SLB_DA40 wrote: ↑Sat Feb 10, 2024 2:36 pm
As to how to afford, many of us here (including myself) set up a partnership with a buddy. Half the price, half the workload, built in safety pilot, and the engine doesn't sit around corroding half as much.
A partnership does include complications. I had one and it was OK. But you need to be in similar financial situations and must remain so.
You should have a written process for one of you to sell out (to remaining partners or otherwise). You are also likely a de facto partner with any spouse of your partner(s). I dodged a potential obnoxious situation when may partner sold out to me. Because three months later his wife filed for divorce.
To Rich's point, partnerships can be challenging. I suggest the best way to share your plane is through a dry lease, not co-ownership. The economics can be similar but you remain in control. There are other threads here which discuss dry leasing.
On the flip side. I was a partner in an SR22 for over three years before I sold my stake because I was planning to leave the area (did not, and should have kept the plane). It worked extremely well. Our schedules synced very well. My two partners were both mechanically inclined and alternated doing owner maintenance with one playing the safety/inspector role in addition working with the MX shops... I handled (well my wife did for me) all the paperwork, finance/accounting...
Boatguy wrote: ↑Fri Feb 09, 2024 7:12 am
Make the instrument rating a priority before taking long cross country trips with the family.
This is critical.
I finished my ppl and immediately rolled into instruments... then spent the next 5 months under the goggles.
But that was totally the right thing to do
Boatguy wrote: ↑Sat Feb 10, 2024 5:48 pm
To Rich's point, partnerships can be challenging. I suggest the best way to share your plane is through a dry lease, not co-ownership. The economics can be similar but you remain in control. There are other threads here which discuss dry leasing.
Yeah I did skip on that detail. My partner and I own equal shares in the LLC that owns the plane. We dry lease from the LLC and mutually agreed on the operating agreement which covers a myriad of issues including the transfer of ownership rules (right of first, etc).
He is going to manage the books and I have good history with the DA certified A&P / IA. We use CoFlyt to schedule, log hours flown, Mx squawks, and inspection dates. Mx has his own login. Gimme 6 months and I will offer my opinion on how well it works for us. Certainly appears built for this purpose.
Boatguy wrote: ↑Sat Feb 10, 2024 5:48 pm
To Rich's point, partnerships can be challenging. I suggest the best way to share your plane is through a dry lease, not co-ownership. The economics can be similar but you remain in control. There are other threads here which discuss dry leasing.
Yeah I did skip on that detail. My partner and I own equal shares in the LLC that owns the plane. We dry lease from the LLC and mutually agreed on the operating agreement which covers a myriad of issues including the transfer of ownership rules (right of first, etc).

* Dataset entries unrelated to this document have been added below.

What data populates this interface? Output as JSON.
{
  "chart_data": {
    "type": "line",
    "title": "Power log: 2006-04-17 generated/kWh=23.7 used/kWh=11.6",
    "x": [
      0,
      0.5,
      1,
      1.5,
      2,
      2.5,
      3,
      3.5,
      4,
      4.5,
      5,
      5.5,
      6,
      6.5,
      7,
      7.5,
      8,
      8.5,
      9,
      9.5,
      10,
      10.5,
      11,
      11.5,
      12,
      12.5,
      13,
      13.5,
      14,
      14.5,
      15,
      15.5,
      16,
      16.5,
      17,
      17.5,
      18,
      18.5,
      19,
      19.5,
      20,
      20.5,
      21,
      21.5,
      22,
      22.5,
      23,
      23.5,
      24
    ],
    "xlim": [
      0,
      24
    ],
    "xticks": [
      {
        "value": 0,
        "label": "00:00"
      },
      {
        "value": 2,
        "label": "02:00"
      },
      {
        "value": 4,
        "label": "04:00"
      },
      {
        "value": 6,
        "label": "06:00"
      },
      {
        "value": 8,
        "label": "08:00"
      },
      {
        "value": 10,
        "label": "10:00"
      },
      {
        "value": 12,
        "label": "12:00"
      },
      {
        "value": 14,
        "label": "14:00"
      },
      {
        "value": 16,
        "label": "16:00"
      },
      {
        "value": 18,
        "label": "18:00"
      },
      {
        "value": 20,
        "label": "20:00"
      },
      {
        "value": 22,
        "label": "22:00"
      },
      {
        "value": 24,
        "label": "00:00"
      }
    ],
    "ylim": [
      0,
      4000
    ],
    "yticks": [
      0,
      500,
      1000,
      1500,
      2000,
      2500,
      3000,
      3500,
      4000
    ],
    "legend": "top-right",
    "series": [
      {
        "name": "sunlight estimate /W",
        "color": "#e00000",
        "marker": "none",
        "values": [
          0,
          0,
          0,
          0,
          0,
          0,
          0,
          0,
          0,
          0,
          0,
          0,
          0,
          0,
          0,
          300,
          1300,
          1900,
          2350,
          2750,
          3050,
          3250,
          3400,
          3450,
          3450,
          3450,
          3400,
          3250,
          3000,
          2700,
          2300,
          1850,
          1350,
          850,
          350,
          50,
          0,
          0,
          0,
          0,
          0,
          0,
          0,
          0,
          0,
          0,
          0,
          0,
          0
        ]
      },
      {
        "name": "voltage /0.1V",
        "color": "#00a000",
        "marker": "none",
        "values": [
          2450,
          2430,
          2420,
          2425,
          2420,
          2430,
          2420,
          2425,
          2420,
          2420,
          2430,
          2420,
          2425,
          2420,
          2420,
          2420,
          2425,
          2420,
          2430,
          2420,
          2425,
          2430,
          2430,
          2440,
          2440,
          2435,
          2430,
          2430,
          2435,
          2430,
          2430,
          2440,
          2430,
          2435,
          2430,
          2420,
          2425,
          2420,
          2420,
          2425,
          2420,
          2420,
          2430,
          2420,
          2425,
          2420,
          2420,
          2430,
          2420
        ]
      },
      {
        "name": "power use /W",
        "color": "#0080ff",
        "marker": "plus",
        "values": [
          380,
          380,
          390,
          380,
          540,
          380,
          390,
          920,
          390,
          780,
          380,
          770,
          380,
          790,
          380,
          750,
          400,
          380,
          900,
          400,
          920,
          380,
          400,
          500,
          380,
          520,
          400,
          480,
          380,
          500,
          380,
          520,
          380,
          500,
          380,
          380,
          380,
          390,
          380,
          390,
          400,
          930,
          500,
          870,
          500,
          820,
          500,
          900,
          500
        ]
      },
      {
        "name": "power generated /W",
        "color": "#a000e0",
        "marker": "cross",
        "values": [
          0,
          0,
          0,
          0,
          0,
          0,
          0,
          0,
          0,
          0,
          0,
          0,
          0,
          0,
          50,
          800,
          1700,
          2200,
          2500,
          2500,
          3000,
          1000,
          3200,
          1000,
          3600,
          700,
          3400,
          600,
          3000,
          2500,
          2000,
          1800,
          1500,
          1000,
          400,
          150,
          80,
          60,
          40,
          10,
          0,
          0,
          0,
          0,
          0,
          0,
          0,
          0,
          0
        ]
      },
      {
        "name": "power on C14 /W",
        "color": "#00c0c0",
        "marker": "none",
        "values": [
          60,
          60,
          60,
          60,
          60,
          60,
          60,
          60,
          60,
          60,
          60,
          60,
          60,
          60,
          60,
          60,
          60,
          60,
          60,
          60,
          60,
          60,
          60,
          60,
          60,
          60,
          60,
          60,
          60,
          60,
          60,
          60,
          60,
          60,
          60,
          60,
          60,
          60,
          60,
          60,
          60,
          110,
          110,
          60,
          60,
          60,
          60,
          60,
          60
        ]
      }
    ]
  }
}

That's entirely different than what I was suggesting. My suggestion was that one person owns the plane and leases it to others. The owners maintains control at all times but gains the economic benefits of sharing the cost. You effectively have co-ownership, but through an LLC instead of a partnership or other form of joint ownership. The dry lease you have is liability shield which is great.